Le MagnaWave® diffuse des impulsions électromagnétiques qui favorisent la circulation sanguine et le relâchement des masses musculaires sollicitées par les efforts répétés. Après un championnat ou une saison de concours, c'est un soutien apprécié pour aider le dos, l'arrière-main et les épaules à se libérer. Le fonctionnement est détaillé dans la page expliquant ce que la technologie PEMF apporte à la récupération musculaire.
La fatigue d'un cheval de concours n'est pas que musculaire : l'excitation prolongée, le bruit et les transports laissent des traces nerveuses. Le magnétisme vise cet apaisement en profondeur, et il se combine volontiers avec la technologie précédente au cours des séances associant magnétisme et MagnaWave®. Installée près du lac du Bourget, à moins d'une heure de route du bassin albertvillois, Pauline Simond intervient dans les écuries de la vallée comme dans celles des balcons du val d'Arly.
Au-delà du corps, un grand rendez-vous sportif peut modifier durablement l'attitude d'un cheval ou d'un poney : certains rentrent grandis et plus confiants, d'autres reviennent inquiets, réticents au van ou éteints au travail.
Quand un animal revient « différent » de Sologne sans cause physique identifiée, le dialogue avec son cheval par la communication animale offre un éclairage précieux : la séance aide à comprendre ce que l'animal a vécu et ce dont il a besoin pour tourner la page. La formule se pratique intégralement à distance, via une séance à distance en visioconférence, sans déplacer l'animal.
Communication animale pour comprendre, magnétisme pour apaiser, MagnaWave® pour restaurer la mécanique : les trois approches se répondent, toujours en complément du vétérinaire, du maréchal-ferrant et de l'ostéopathe. Cavalière depuis l'âge de quatre ans et familière du monde du concours, la praticienne raconte cette conviction dans l'itinéraire de Pauline Simond, cavalière devenue praticienne.
La rentrée de septembre lance un nouveau cycle de qualifications pour les clubs de la ville olympique et de l'agglomération Arlysère, avec en ligne de mire l'édition 2027 des championnats.
Les écuries qui intègrent des séances de bien-être au calendrier sportif — après chaque échéance importante, et non une fois l'an — constatent des chevaux plus constants et des reprises plus faciles. C'est la même logique que l'entraînement : la régularité prime sur l'intensité, comme le rappelle la démarche visant à préparer sereinement son cheval à la compétition.

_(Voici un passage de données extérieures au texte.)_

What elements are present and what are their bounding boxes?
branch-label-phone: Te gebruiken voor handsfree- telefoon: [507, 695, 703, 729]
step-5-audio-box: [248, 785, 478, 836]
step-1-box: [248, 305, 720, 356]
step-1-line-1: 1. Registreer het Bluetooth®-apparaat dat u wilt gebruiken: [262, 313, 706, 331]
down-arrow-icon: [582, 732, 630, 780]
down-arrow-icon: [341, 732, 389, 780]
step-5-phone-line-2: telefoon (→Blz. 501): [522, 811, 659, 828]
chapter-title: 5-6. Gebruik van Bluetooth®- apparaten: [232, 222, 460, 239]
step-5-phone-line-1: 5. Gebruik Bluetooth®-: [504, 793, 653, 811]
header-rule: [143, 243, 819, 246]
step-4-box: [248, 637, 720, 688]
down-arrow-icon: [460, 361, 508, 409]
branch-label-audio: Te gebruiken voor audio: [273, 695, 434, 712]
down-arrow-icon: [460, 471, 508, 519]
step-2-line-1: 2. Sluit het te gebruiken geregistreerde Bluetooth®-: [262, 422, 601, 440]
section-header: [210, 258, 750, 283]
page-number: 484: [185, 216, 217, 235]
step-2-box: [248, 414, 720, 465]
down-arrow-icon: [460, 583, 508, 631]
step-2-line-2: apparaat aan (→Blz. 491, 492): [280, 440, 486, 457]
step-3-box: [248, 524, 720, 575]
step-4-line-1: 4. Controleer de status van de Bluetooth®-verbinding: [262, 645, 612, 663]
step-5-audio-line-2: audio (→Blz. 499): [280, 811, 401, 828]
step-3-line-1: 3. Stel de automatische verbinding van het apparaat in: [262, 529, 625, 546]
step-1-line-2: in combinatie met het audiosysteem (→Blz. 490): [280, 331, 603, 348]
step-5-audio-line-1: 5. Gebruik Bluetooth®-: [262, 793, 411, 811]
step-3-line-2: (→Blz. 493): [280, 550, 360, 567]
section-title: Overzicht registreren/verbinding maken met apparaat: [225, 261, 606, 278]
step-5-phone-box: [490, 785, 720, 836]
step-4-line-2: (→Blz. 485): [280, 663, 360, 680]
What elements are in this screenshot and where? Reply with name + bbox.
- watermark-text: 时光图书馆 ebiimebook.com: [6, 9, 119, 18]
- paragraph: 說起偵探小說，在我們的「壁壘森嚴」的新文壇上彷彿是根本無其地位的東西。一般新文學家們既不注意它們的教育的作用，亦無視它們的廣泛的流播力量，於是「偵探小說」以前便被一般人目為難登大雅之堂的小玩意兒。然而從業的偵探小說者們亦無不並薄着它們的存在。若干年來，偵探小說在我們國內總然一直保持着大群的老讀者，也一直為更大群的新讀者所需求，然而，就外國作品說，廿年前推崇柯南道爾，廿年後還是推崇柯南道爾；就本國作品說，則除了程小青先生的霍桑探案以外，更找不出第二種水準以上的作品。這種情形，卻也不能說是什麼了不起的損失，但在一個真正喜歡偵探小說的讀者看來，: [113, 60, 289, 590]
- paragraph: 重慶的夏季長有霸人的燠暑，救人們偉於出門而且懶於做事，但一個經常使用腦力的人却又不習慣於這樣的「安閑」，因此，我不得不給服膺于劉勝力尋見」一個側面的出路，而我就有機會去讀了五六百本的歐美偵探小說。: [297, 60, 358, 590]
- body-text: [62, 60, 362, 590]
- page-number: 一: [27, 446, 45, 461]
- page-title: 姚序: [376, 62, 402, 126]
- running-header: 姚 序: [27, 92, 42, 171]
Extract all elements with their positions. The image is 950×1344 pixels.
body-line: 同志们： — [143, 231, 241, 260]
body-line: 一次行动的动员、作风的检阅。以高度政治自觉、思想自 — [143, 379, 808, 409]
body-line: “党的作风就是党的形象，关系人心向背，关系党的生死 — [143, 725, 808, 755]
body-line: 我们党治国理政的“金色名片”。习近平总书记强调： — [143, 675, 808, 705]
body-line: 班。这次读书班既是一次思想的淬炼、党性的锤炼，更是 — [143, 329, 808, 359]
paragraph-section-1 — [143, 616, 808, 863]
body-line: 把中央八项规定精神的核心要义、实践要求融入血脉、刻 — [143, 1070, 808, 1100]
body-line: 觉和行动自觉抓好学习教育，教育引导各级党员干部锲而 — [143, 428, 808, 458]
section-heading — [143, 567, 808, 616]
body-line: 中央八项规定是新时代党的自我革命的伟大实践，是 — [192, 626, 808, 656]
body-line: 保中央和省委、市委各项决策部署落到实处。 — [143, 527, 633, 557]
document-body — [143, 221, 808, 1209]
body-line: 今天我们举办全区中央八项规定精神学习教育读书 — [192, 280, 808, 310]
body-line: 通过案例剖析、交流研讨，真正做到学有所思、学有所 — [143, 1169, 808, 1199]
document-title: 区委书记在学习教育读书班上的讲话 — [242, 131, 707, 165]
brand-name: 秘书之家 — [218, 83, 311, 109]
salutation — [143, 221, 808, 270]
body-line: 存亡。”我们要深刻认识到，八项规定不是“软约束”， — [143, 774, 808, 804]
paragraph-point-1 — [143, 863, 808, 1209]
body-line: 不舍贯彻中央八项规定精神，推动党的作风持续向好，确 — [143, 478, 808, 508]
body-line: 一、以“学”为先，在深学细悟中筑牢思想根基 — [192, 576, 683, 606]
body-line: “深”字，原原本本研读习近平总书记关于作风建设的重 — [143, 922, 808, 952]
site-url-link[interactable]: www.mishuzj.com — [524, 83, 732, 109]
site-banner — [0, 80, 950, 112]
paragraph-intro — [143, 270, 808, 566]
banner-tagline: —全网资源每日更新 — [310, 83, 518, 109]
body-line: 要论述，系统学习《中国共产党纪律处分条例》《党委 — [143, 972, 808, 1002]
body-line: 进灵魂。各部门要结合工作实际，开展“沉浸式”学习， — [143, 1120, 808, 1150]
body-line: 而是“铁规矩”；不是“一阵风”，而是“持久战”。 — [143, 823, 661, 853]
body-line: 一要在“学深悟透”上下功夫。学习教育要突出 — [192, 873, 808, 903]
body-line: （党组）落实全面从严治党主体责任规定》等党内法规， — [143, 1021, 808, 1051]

Pour les chevaux et poneys du secteur d'Albertville qui ont donné sans compter cet été, quelques semaines restent avant les premières échéances d'automne : le bon moment pour programmer une séance, via la page de contact et de rendez-vous, et offrir à chaque athlète à quatre jambes le même soin au retour qu'à l'aller.

Les 15 000 chevaux et poneys de l'Open de France 2026 ont offert aux clubs français un été de sport intense ; ceux du bassin d'Albertville méritent maintenant la contrepartie de leurs efforts. Une récupération construite — décompression, contrôle vétérinaire, séances de détente musculaire et d'apaisement — n'est pas un supplément de confort : c'est l'investissement le plus sûr pour retrouver, dès la rentrée, des partenaires sportifs sains, disponibles et heureux de travailler. La saison prochaine se gagne dès aujourd'hui, au pré et à l'écurie.